Town of Poreč

The Town of Poreč, almost 2.000 years old, is located in a harbor protected from the sea by an islet St. Nicola. Due to its extraordinary geographical position, today it is one of the strongest tourist centres in Croatia. It is a city of beautiful cultural and historical sites, exemplar horticultural decoration, diverse accommodation and rich restauranteur and tourist offer, particularly sports and recreational, and as such is the most common target of European tourists in Croatia.

Poreč is the second largest Istrian city in number of inhabitants, according to 2011 Census it has 16.696. The city of Poreč covers the area of 139 square kilometres.

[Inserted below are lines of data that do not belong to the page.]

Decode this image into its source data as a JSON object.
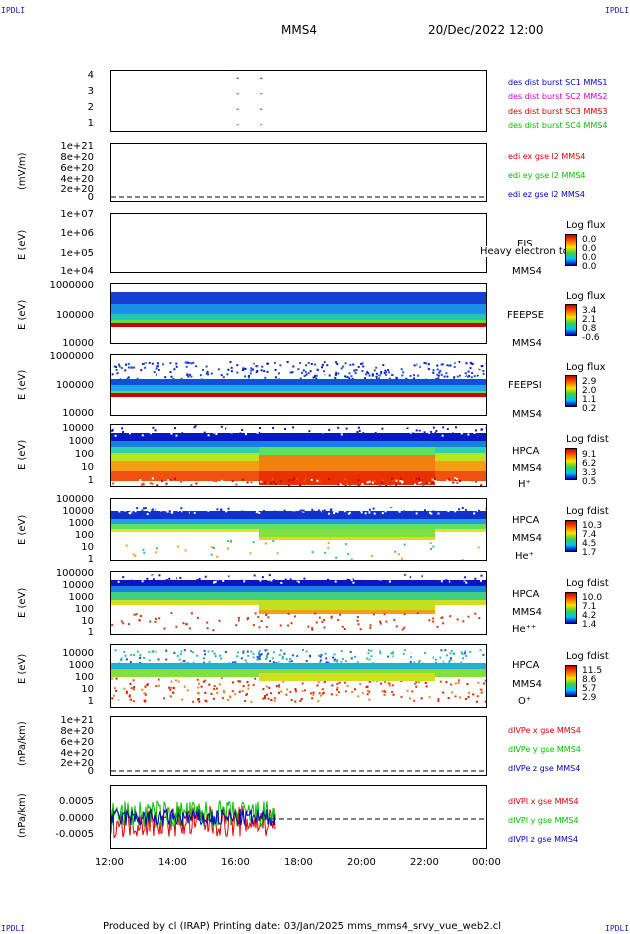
{
  "corners": {
    "tl": "IPDLI",
    "tr": "IPDLI",
    "bl": "IPDLI",
    "br": "IPDLI"
  },
  "header": {
    "title": "MMS4",
    "date": "20/Dec/2022 12:00"
  },
  "footer": "Produced by cl (IRAP)   Printing date: 03/Jan/2025   mms_mms4_srvy_vue_web2.cl",
  "colors": {
    "mms1": "#0000c0",
    "mms2": "#d000d0",
    "mms3": "#d00000",
    "mms4": "#00c000",
    "x": "#e00000",
    "y": "#00c000",
    "z": "#0000c0"
  },
  "chart_data": [
    {
      "type": "scatter",
      "panel": "burst",
      "ylabel": "",
      "yticks": [
        "4",
        "3",
        "2",
        "1"
      ],
      "ylim": [
        0.5,
        4.5
      ],
      "legend": [
        {
          "text": "des dist burst SC1 MMS1",
          "color": "#0000c0"
        },
        {
          "text": "des dist burst SC2 MMS2",
          "color": "#d000d0"
        },
        {
          "text": "des dist burst SC3 MMS3",
          "color": "#d00000"
        },
        {
          "text": "des dist burst SC4 MMS4",
          "color": "#00c000"
        }
      ],
      "points": [
        {
          "x": "16:00",
          "y": 4
        },
        {
          "x": "16:45",
          "y": 4
        },
        {
          "x": "16:00",
          "y": 3
        },
        {
          "x": "16:45",
          "y": 3
        },
        {
          "x": "16:00",
          "y": 2
        },
        {
          "x": "16:45",
          "y": 2
        },
        {
          "x": "16:00",
          "y": 1
        },
        {
          "x": "16:45",
          "y": 1
        }
      ]
    },
    {
      "type": "line",
      "panel": "edi",
      "ylabel": "(mV/m)",
      "yticks": [
        "1e+21",
        "8e+20",
        "6e+20",
        "4e+20",
        "2e+20",
        "0"
      ],
      "legend": [
        {
          "text": "edi ex gse l2 MMS4",
          "color": "#e00000"
        },
        {
          "text": "edi ey gse l2 MMS4",
          "color": "#00c000"
        },
        {
          "text": "edi ez gse l2 MMS4",
          "color": "#0000c0"
        }
      ]
    },
    {
      "type": "heatmap",
      "panel": "eis",
      "ylabel": "E (eV)",
      "yticks": [
        "1e+07",
        "1e+06",
        "1e+05",
        "1e+04"
      ],
      "labels": [
        "EIS",
        "MMS4"
      ],
      "overlay": "Heavy electron to",
      "cb_title": "Log flux",
      "cb_values": [
        "0.0",
        "0.0",
        "0.0",
        "0.0"
      ]
    },
    {
      "type": "heatmap",
      "panel": "feepse",
      "ylabel": "E (eV)",
      "yticks": [
        "1000000",
        "100000",
        "10000"
      ],
      "labels": [
        "FEEPSE",
        "MMS4"
      ],
      "cb_title": "Log flux",
      "cb_values": [
        "3.4",
        "2.1",
        "0.8",
        "-0.6"
      ]
    },
    {
      "type": "heatmap",
      "panel": "feepsi",
      "ylabel": "E (eV)",
      "yticks": [
        "1000000",
        "100000",
        "10000"
      ],
      "labels": [
        "FEEPSI",
        "MMS4"
      ],
      "cb_title": "Log flux",
      "cb_values": [
        "2.9",
        "2.0",
        "1.1",
        "0.2"
      ]
    },
    {
      "type": "heatmap",
      "panel": "hpca_h",
      "ylabel": "E (eV)",
      "yticks": [
        "10000",
        "1000",
        "100",
        "10",
        "1"
      ],
      "labels": [
        "HPCA",
        "MMS4",
        "H⁺"
      ],
      "cb_title": "Log fdist",
      "cb_values": [
        "9.1",
        "6.2",
        "3.3",
        "0.5"
      ]
    },
    {
      "type": "heatmap",
      "panel": "hpca_he",
      "ylabel": "E (eV)",
      "yticks": [
        "100000",
        "10000",
        "1000",
        "100",
        "10",
        "1"
      ],
      "labels": [
        "HPCA",
        "MMS4",
        "He⁺"
      ],
      "cb_title": "Log fdist",
      "cb_values": [
        "10.3",
        "7.4",
        "4.5",
        "1.7"
      ]
    },
    {
      "type": "heatmap",
      "panel": "hpca_hepp",
      "ylabel": "E (eV)",
      "yticks": [
        "100000",
        "10000",
        "1000",
        "100",
        "10",
        "1"
      ],
      "labels": [
        "HPCA",
        "MMS4",
        "He⁺⁺"
      ],
      "cb_title": "Log fdist",
      "cb_values": [
        "10.0",
        "7.1",
        "4.2",
        "1.4"
      ]
    },
    {
      "type": "heatmap",
      "panel": "hpca_o",
      "ylabel": "E (eV)",
      "yticks": [
        "10000",
        "1000",
        "100",
        "10",
        "1"
      ],
      "labels": [
        "HPCA",
        "MMS4",
        "O⁺"
      ],
      "cb_title": "Log fdist",
      "cb_values": [
        "11.5",
        "8.6",
        "5.7",
        "2.9"
      ]
    },
    {
      "type": "line",
      "panel": "divpe",
      "ylabel": "(nPa/km)",
      "yticks": [
        "1e+21",
        "8e+20",
        "6e+20",
        "4e+20",
        "2e+20",
        "0"
      ],
      "legend": [
        {
          "text": "dIVPe x gse MMS4",
          "color": "#e00000"
        },
        {
          "text": "dIVPe y gse MMS4",
          "color": "#00c000"
        },
        {
          "text": "dIVPe z gse MMS4",
          "color": "#0000c0"
        }
      ]
    },
    {
      "type": "line",
      "panel": "divpi",
      "ylabel": "(nPa/km)",
      "yticks": [
        "0.0005",
        "0.0000",
        "-0.0005"
      ],
      "ylim": [
        -0.0009,
        0.0009
      ],
      "legend": [
        {
          "text": "dIVPI x gse MMS4",
          "color": "#e00000"
        },
        {
          "text": "dIVPI y gse MMS4",
          "color": "#00c000"
        },
        {
          "text": "dIVPI z gse MMS4",
          "color": "#0000c0"
        }
      ],
      "data_end": "17:15"
    }
  ],
  "xaxis": {
    "ticks": [
      "12:00",
      "14:00",
      "16:00",
      "18:00",
      "20:00",
      "22:00",
      "00:00"
    ]
  }
}
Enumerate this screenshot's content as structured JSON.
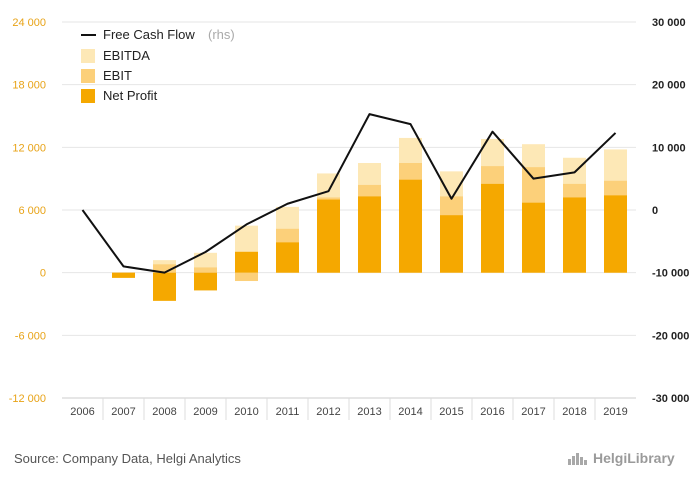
{
  "chart_data": {
    "type": "bar",
    "categories": [
      "2006",
      "2007",
      "2008",
      "2009",
      "2010",
      "2011",
      "2012",
      "2013",
      "2014",
      "2015",
      "2016",
      "2017",
      "2018",
      "2019"
    ],
    "series": [
      {
        "name": "EBITDA",
        "kind": "bar",
        "axis": "left",
        "color": "#fde8b6",
        "values": [
          null,
          -400,
          1200,
          1900,
          4500,
          6300,
          9500,
          10500,
          12900,
          9700,
          12800,
          12300,
          11000,
          11800
        ]
      },
      {
        "name": "EBIT",
        "kind": "bar",
        "axis": "left",
        "color": "#fcd07a",
        "values": [
          null,
          -450,
          800,
          500,
          -800,
          4200,
          7200,
          8400,
          10500,
          7300,
          10200,
          10100,
          8500,
          8800
        ]
      },
      {
        "name": "Net Profit",
        "kind": "bar",
        "axis": "left",
        "color": "#f5a800",
        "values": [
          null,
          -500,
          -2700,
          -1700,
          2000,
          2900,
          7000,
          7300,
          8900,
          5500,
          8500,
          6700,
          7200,
          7400
        ]
      },
      {
        "name": "Free Cash Flow",
        "kind": "line",
        "axis": "right",
        "color": "#111111",
        "values": [
          0,
          -9000,
          -10000,
          -6700,
          -2300,
          1000,
          3000,
          15300,
          13700,
          1800,
          12500,
          5000,
          6000,
          12300
        ]
      }
    ],
    "y_left": {
      "min": -12000,
      "max": 24000,
      "ticks": [
        24000,
        18000,
        12000,
        6000,
        0,
        -6000,
        -12000
      ],
      "tick_labels": [
        "24 000",
        "18 000",
        "12 000",
        "6 000",
        "0",
        "-6 000",
        "-12 000"
      ]
    },
    "y_right": {
      "min": -30000,
      "max": 30000,
      "ticks": [
        30000,
        20000,
        10000,
        0,
        -10000,
        -20000,
        -30000
      ],
      "tick_labels": [
        "30 000",
        "20 000",
        "10 000",
        "0",
        "-10 000",
        "-20 000",
        "-30 000"
      ]
    },
    "legend": {
      "placement": "top-left",
      "line_label": "Free Cash Flow",
      "rhs_note": "(rhs)",
      "items": [
        "EBITDA",
        "EBIT",
        "Net Profit"
      ]
    },
    "grid": true
  },
  "footer": {
    "source": "Source: Company Data, Helgi Analytics",
    "brand": "HelgiLibrary"
  },
  "colors": {
    "left_axis": "#e8a317",
    "grid": "#e6e6e6"
  }
}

Poreč has been inhabited since prehistoric times. During the 2nd century B.C., Roman castrum was erected on a tiny peninsula, 400 m long and 200 m wide, on the place of today’s old city centre. In the 3rd century A.D., the city already had an organized Christian community and an early Christian church complex. With the Treaty of Aachen in 812 between the Frankish Empire and the Byzantine Empire, Istria was officially made part of the Frankish Empire. The dissolution of the Frankish Empire saw the forming of first independent communes, including Poreč. The status of the free city will be kept until 1267, when Poreč puts itself under the Venetian protection, becoming thus the first property of the Republic of St. Marco in Istria. With the loss of the status of free city, the city started to decay slowly. In the 14th and the 15th century Poreč became the city of tradesmen and craftsmen and some of its most beautiful palaces were built then: Zuccato palace, Parisi-Gonan palace and others. Throughout the 16th century it was hit by many wars in which the Venetian Republic took part, and epidemics of various diseases, especially plague, so the number of inhabitants decreased constantly (in 1630, the city had only 30 inhabitants). From 1861, Istria was given its self-governance and Poreč became the seat of the County’s Parliament: Istrian Parliament (Dietà istriana). During the 19th century, Poreč became the scene of national ideologies, with the Italians on one side and the Croatians on the other. At the same time both the city and the entire Istria, experienced modernisation and economic development, so in the early 20th century the railway Poreč – Trieste was established, known as Parenzana, and due to tourism, first hotels were also built. After the World War I, the Austro-Hungary ceases to exist and the city was put under the Italian authority. In 1947 Istria, and consequently Poreč, became a part of Yugoslavia, while the city saw between 80-90% of its population leave to exile in Italy. Yugoslavian era was characterised by industrialisation and construction of tourism capacities. In 1991, changes occurred at the state level when Croatia declared its independence from Yugoslavia and Poreč as a part of Croatia entered a new era.

Old city of Poreč kept the street layout of the old Roman castrum. Main streets Decumanus and Cardo Maximus are still preserved in its original ancient form. Well-kept is also the Marafor, a Roman square (forum) with two temples, one of which was erected in the 1st century A.D. and dedicated to the Roman god Nepune. Several houses from the Romanic period are preserved (Romanic house on Marafor), as well as several beautiful Gothic Venetian palaces. Istarska sabornica (Istrian Parliament House), originally Franciscan Gothic church from the 13th century, was redecorated in the Baroque style in the 18th century. The City had defensive city walls from 12th to 19th century.

The complex of the Euphrasian Basilica from the 5th century, which was expanded for the first time in the location of the original church in the 6th century, during the Byzantine rule and the Bishop Euphrasius, represents the most important and the most valuable cultural heritage site in Poreč, and UNESCO put it on its list of World Cultural Heritage Sites in 1997.